Dr Bromley said: “A few decades ago, the idea of a cancer vaccine was science fiction. You would have seen treatment vaccines, which are starting to come into the clinic; now we’re starting to see more preventative cancer vaccines. There is also one being developed for lung cancer.

“A lot of these vaccines are building on technology built during Covid-19, which accelerated that work.

“We’re moving into an area where cancer as a disease could become much more preventable… it is far much more of a reality.”

Marie-Claire Platt, head of research at charity Ovarian Cancer Action, said: “Over 1,000 women every year are diagnosed with ovarian cancer which should have been prevented. Since the discovery of the faulty BRCA gene, we’ve known that some women have a much higher risk of developing ovarian cancer. This research could finally offer these women the chance to reduce their risk without life-changing surgery.

“Over the last decade, Ovarian Cancer Action has been funding research led by Professor Ahmed to understand where and how ovarian cancer starts. This project will translate those discoveries into a vaccine that could save thousands of lives.”

Professor Ahmed and his team are identifying cellular targets for the vaccine.

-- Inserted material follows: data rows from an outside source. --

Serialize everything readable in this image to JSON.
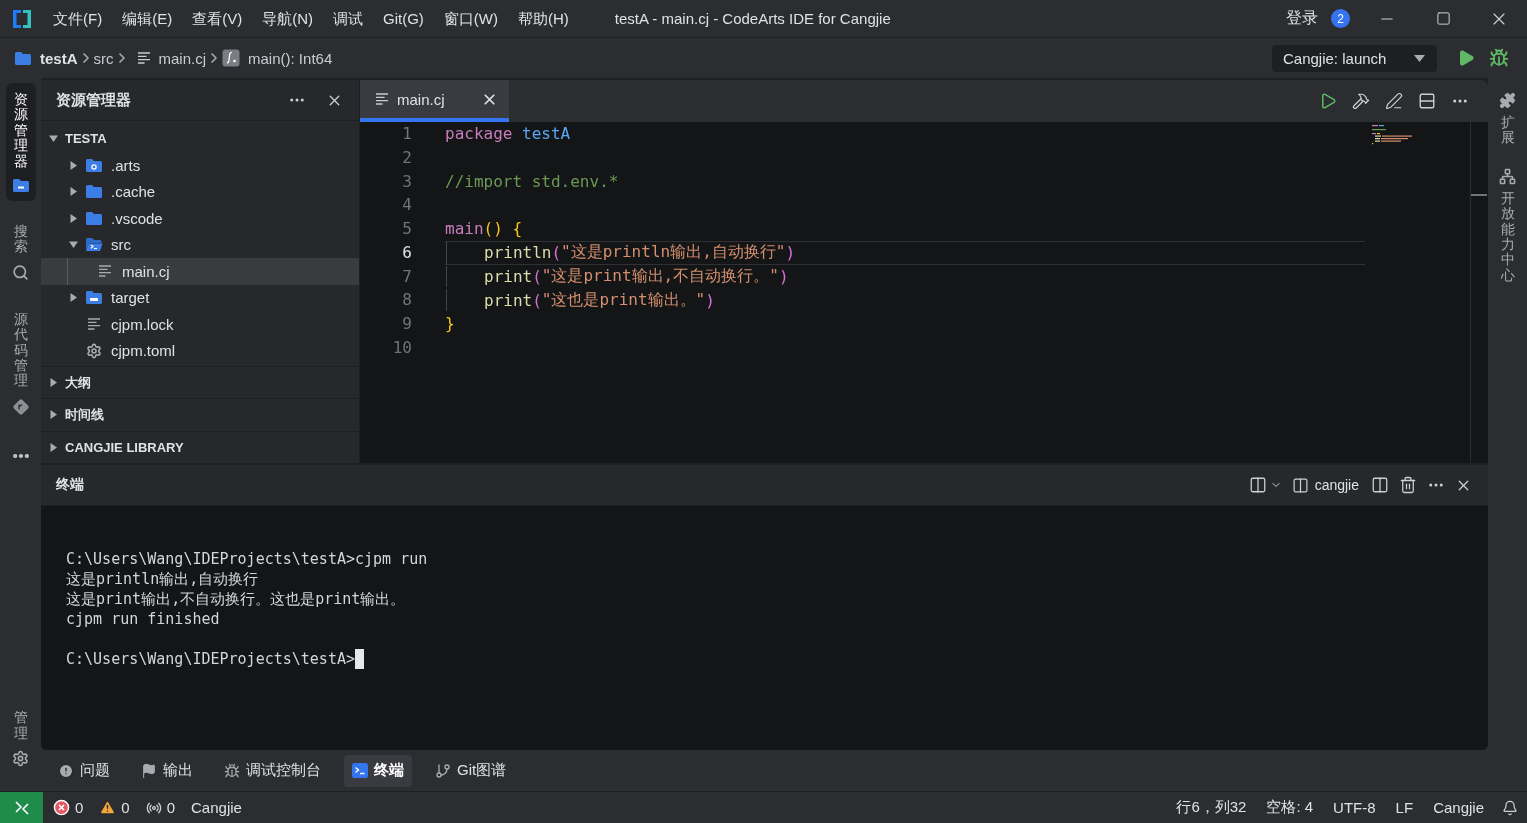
{
  "title_bar": {
    "menu": [
      "文件(F)",
      "编辑(E)",
      "查看(V)",
      "导航(N)",
      "调试",
      "Git(G)",
      "窗口(W)",
      "帮助(H)"
    ],
    "title": "testA - main.cj - CodeArts IDE for Cangjie",
    "login": "登录",
    "badge": "2"
  },
  "breadcrumb": {
    "items": [
      {
        "kind": "project",
        "label": "testA"
      },
      {
        "kind": "folder",
        "label": "src"
      },
      {
        "kind": "file",
        "label": "main.cj"
      },
      {
        "kind": "function",
        "label": "main(): Int64"
      }
    ],
    "run_config": "Cangjie: launch"
  },
  "activity_bar": {
    "items": [
      {
        "kind": "explorer",
        "label": "资源管理器",
        "selected": true
      },
      {
        "kind": "search",
        "label": "搜索",
        "selected": false
      },
      {
        "kind": "scm",
        "label": "源代码管理",
        "selected": false
      }
    ],
    "manage": "管理"
  },
  "explorer": {
    "title": "资源管理器",
    "tree": [
      {
        "kind": "root",
        "label": "TESTA",
        "expanded": true,
        "selected": false,
        "children": [
          {
            "kind": "arts",
            "label": ".arts",
            "expanded": false,
            "selected": false
          },
          {
            "kind": "folder",
            "label": ".cache",
            "expanded": false,
            "selected": false
          },
          {
            "kind": "folder",
            "label": ".vscode",
            "expanded": false,
            "selected": false
          },
          {
            "kind": "source",
            "label": "src",
            "expanded": true,
            "selected": false,
            "children": [
              {
                "kind": "file",
                "label": "main.cj",
                "selected": true
              }
            ]
          },
          {
            "kind": "target",
            "label": "target",
            "expanded": false,
            "selected": false
          },
          {
            "kind": "file",
            "label": "cjpm.lock",
            "selected": false
          },
          {
            "kind": "config",
            "label": "cjpm.toml",
            "selected": false
          }
        ]
      }
    ],
    "sections": [
      {
        "label": "大纲",
        "expanded": false
      },
      {
        "label": "时间线",
        "expanded": false
      },
      {
        "label": "CANGJIE LIBRARY",
        "expanded": false
      }
    ]
  },
  "editor": {
    "tabs": [
      {
        "label": "main.cj",
        "selected": true
      }
    ],
    "lines": [
      {
        "number": "1",
        "current": false,
        "indented": false,
        "tokens": [
          {
            "kind": "keyword",
            "text": "package"
          },
          {
            "kind": "identifier",
            "text": " testA"
          }
        ]
      },
      {
        "number": "2",
        "current": false,
        "indented": false
      },
      {
        "number": "3",
        "current": false,
        "indented": false,
        "tokens": [
          {
            "kind": "comment",
            "text": "//import std.env.*"
          }
        ]
      },
      {
        "number": "4",
        "current": false,
        "indented": false
      },
      {
        "number": "5",
        "current": false,
        "indented": false,
        "tokens": [
          {
            "kind": "keyword",
            "text": "main"
          },
          {
            "kind": "bracket",
            "text": "() {"
          }
        ]
      },
      {
        "number": "6",
        "current": true,
        "indented": true,
        "tokens": [
          {
            "kind": "function",
            "text": "println"
          },
          {
            "kind": "paren",
            "text": "("
          },
          {
            "kind": "string",
            "text": "\"这是println输出,自动换行\""
          },
          {
            "kind": "paren",
            "text": ")"
          }
        ]
      },
      {
        "number": "7",
        "current": false,
        "indented": true,
        "tokens": [
          {
            "kind": "function",
            "text": "print"
          },
          {
            "kind": "paren",
            "text": "("
          },
          {
            "kind": "string",
            "text": "\"这是print输出,不自动换行。\""
          },
          {
            "kind": "paren",
            "text": ")"
          }
        ]
      },
      {
        "number": "8",
        "current": false,
        "indented": true,
        "tokens": [
          {
            "kind": "function",
            "text": "print"
          },
          {
            "kind": "paren",
            "text": "("
          },
          {
            "kind": "string",
            "text": "\"这也是print输出。\""
          },
          {
            "kind": "paren",
            "text": ")"
          }
        ]
      },
      {
        "number": "9",
        "current": false,
        "indented": false,
        "tokens": [
          {
            "kind": "bracket",
            "text": "}"
          }
        ]
      },
      {
        "number": "10",
        "current": false,
        "indented": false
      }
    ]
  },
  "right_bar": {
    "items": [
      {
        "kind": "extensions",
        "label": "扩展"
      },
      {
        "kind": "capabilities",
        "label": "开放能力中心"
      }
    ]
  },
  "panel": {
    "title": "终端",
    "terminal_name": "cangjie",
    "output": [
      "C:\\Users\\Wang\\IDEProjects\\testA>cjpm run",
      "这是println输出,自动换行",
      "这是print输出,不自动换行。这也是print输出。",
      "cjpm run finished"
    ],
    "prompt": "C:\\Users\\Wang\\IDEProjects\\testA>",
    "cursor": true,
    "tabs": [
      {
        "kind": "problems",
        "label": "问题",
        "selected": false
      },
      {
        "kind": "output",
        "label": "输出",
        "selected": false
      },
      {
        "kind": "debug",
        "label": "调试控制台",
        "selected": false
      },
      {
        "kind": "terminal",
        "label": "终端",
        "selected": true
      },
      {
        "kind": "git",
        "label": "Git图谱",
        "selected": false
      }
    ]
  },
  "status_bar": {
    "left": [
      {
        "kind": "errors",
        "label": "0"
      },
      {
        "kind": "warnings",
        "label": "0"
      },
      {
        "kind": "ports",
        "label": "0"
      },
      {
        "kind": "language",
        "label": "Cangjie"
      }
    ],
    "right": [
      "行6，列32",
      "空格: 4",
      "UTF-8",
      "LF",
      "Cangjie"
    ]
  }
}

They will establish which proteins on the surface of early-stage ovarian cancer cells are most strongly recognised by the immune system, and how effectively the vaccine kills mini models of ovarian cancer in the lab.

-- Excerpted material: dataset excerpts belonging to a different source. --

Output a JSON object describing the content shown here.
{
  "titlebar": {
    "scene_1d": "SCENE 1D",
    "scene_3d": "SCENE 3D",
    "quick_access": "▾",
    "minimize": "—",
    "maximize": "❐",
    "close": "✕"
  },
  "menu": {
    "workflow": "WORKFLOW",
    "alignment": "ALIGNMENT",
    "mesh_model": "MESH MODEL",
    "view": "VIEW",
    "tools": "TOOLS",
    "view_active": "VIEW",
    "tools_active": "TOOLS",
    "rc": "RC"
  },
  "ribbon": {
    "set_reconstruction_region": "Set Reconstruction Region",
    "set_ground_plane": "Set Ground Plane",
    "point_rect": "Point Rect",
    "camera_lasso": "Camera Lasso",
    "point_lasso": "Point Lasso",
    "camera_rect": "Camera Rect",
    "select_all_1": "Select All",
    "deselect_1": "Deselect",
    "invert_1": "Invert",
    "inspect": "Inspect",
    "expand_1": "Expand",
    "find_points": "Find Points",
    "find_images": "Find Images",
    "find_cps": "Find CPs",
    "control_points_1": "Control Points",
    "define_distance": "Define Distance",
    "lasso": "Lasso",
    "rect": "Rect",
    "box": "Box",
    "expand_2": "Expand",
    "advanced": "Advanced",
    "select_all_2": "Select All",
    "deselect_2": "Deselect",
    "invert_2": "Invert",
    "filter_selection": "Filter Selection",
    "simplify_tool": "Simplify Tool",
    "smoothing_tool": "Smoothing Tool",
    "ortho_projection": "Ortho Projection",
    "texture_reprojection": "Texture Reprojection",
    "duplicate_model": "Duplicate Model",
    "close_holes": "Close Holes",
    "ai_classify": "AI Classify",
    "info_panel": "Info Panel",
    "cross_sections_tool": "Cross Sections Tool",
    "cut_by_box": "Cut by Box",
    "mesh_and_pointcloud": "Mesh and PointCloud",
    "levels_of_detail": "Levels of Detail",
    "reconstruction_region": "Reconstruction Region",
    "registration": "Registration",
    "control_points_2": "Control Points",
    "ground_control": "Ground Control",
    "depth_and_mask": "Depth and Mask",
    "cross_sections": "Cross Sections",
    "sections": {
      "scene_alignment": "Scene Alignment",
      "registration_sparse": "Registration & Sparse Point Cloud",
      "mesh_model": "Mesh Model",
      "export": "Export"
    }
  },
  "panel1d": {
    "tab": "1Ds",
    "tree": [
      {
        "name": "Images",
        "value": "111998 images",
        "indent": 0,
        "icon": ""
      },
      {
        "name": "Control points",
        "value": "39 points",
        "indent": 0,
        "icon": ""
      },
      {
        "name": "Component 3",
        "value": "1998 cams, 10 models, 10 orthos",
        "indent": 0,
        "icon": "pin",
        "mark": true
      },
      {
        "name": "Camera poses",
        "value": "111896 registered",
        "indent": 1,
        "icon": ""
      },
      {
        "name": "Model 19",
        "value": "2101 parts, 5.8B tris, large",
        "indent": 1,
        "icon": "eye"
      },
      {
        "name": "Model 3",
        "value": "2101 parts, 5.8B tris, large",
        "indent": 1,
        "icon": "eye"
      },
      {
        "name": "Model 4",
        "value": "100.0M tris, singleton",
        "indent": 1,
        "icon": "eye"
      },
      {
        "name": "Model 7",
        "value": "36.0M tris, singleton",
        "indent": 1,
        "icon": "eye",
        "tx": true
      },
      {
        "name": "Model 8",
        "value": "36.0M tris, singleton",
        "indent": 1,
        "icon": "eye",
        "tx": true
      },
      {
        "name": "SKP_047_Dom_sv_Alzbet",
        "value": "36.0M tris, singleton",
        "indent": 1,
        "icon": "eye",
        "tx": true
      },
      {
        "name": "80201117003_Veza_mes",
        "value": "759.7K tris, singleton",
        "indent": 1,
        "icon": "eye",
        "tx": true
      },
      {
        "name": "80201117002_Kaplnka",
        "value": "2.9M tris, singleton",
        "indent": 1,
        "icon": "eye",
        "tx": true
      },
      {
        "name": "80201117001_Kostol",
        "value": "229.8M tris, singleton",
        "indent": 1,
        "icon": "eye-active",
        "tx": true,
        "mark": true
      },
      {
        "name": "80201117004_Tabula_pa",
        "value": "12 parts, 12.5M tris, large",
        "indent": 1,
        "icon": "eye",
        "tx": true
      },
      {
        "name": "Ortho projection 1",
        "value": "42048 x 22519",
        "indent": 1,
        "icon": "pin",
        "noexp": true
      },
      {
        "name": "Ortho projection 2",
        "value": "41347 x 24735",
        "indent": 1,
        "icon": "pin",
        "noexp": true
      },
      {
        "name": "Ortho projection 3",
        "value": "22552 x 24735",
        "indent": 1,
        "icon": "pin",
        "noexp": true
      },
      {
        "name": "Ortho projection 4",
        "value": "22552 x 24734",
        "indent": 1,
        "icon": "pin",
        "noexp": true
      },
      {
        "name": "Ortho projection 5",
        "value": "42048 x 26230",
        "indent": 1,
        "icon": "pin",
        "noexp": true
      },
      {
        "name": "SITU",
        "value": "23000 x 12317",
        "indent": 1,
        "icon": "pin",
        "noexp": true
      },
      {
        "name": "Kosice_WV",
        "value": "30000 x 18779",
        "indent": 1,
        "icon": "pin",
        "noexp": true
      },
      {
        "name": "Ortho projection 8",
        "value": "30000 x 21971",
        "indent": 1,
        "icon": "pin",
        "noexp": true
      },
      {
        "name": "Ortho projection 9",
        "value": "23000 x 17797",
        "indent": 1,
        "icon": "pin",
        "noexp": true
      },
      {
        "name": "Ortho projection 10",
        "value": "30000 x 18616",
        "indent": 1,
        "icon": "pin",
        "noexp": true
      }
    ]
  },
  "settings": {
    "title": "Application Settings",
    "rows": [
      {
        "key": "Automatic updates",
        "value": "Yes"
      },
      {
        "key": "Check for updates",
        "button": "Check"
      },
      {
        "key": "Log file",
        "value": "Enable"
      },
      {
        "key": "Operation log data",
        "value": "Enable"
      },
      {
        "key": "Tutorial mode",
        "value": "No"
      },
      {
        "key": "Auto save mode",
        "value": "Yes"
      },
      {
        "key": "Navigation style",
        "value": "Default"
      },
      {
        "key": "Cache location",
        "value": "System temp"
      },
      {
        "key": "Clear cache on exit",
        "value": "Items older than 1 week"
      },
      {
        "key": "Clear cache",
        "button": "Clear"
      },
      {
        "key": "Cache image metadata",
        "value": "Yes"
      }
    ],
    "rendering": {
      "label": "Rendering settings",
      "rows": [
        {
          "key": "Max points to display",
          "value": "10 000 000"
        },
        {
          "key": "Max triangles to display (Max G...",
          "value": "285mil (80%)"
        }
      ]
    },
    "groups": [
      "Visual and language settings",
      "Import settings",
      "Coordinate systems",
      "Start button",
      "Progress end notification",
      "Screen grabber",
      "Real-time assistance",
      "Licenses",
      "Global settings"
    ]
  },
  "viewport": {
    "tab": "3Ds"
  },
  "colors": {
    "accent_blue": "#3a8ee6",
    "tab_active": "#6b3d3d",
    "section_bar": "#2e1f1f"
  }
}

They will then move on to human clinical trials in people with BRCA gene mutations – which massively increase the risk of ovarian cancer – and healthy women in the general population to see if the disease could be prevented.

Prof Ahmed said that, if the jab is successful, he would expect to start seeing an impact within the next five years.

Asked if ovarian cancer could be wiped out with the new vaccine, he said: “Absolutely – that would be the aim. We still have a long way to go, but it is a really exciting time. I’m very optimistic, myself.”

Scientists hope the vaccine they create will train the immune system to recognise more than 100 proteins on the surface of ovarian cancer cells, known as tumour-associated antigens. Once the vaccine has been created in the lab, they will then move to testing it in patients with the disease.

The next stage would be to include women with BRCA mutations, alongside women from the wider population without known disease, to see whether the vaccine would be suitable for both of these groups in preventing ovarian cancer.